Forbidden Hollywood / Baby Face d’Alfred E. Green / Copyright Warner Bros

Toutes sont décomplexées, opposées au conformisme sociétal, et le font savoir. Il faut dire que, par ailleurs, la femme encaisse encore et toujours le traditionnel patriarcat. Ainsi, la salariée du grand magasin d’Entrée des employés de Del Ruth, que joue Loretta Young, subit et cède aux assauts répétés de son patron tyran (Warren William), même quand elle se marie ; la donzelle de The Mind Reader du même Del Ruth, alias Constance Cummings, tombe dans le panneau du numéro de charme de l’escroc médium (le même William) ; tout comme la baronne viennoise (Kay Francis) face au voleur (William Powell) de Jewel Robbery de William Dieterle. Enfin, l’épouse d’un autre (Claire Trevor) et la putain (Harlow) rampent pour les beaux yeux du manipulateur chef de plantation (Gable) dans La Belle de Saïgon.

La salve de ce « Hollywood interdit » se conclut donc en demi-teintes pour les femmes. Mais elle leur assure une liberté de ton, de tenue, et pour certaines, une décontraction physique inégalée pour des stars de l’époque, quand certaines actrices apparaissent lascives (Harlow), ou sans soutien-gorge, en francs décolletés et tétons pointant sous les fluides costumes, voire dans une proximité physique entre elles, à la fois amicale et très sexuelle, Blondell enlevant ses bas à Stanwyck dans un plan audacieux de L’Ange blanc, alors que les deux collègues qu’elles incarnent viennent tout juste de se rencontrer. Côté diversité, c’est très loin d’être digne. Les personnages afro-américains sont extrêmement rares, et même l’amie de Baby Face, que porte Theresa Harris, reste sa bonniche et se tape les valises. Quant au domestique chinois d’Âmes libres, il est campé par le non asiatique et ridiculement caricatural Edward Alyn Warren.

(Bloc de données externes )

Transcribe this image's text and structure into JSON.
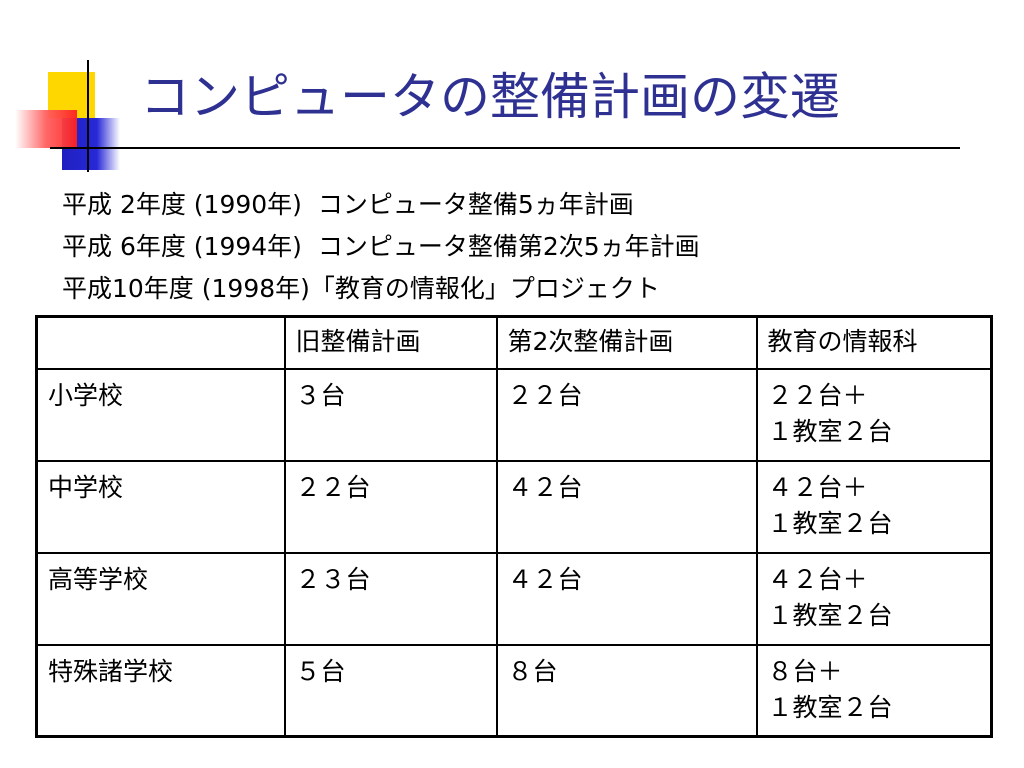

Variété de représentation et de perception donc, mais unicité de la singularité dans l’aplomb et la frontalité des désirs, sexuels, professionnels ou sociétaux. 1934 marque la fin de cette ère courte et unique, qui voit naître un autre courant, beaucoup plus célébré : la Screwball Comedy, alias comédie loufoque. Avec la mainmise du Code Hays, le cinéma hollywoodien doit désormais suggérer, contourner et déjouer le frontal, mais avec une héroïne souvent farouchement indépendante. L’art de la subtilité, qui n’en pense pas moins, va éclabousser, avec Frank Capra, Howard Hawks, Leo McCarey, Ernst Lubitsch, George Cukor ou Preston Sturges, et certaines des vedettes du Pré-Code vont y étinceler (Stanwyck, Gable, Powell, Barrymore). Tout s’évanouira avec les années 1940, les ombres de la Seconde Guerre mondiale et la fin de la Grande Dépression. Mais le Code Hays fera des siennes jusqu’à son abolition en 1966, au moment où la Mecque du cinéma passera au Nouvel Hollywood, marqué l’an suivant par le triomphe de Bonnie and Clyde d’Arthur Penn et du Lauréat de Mike Nichols.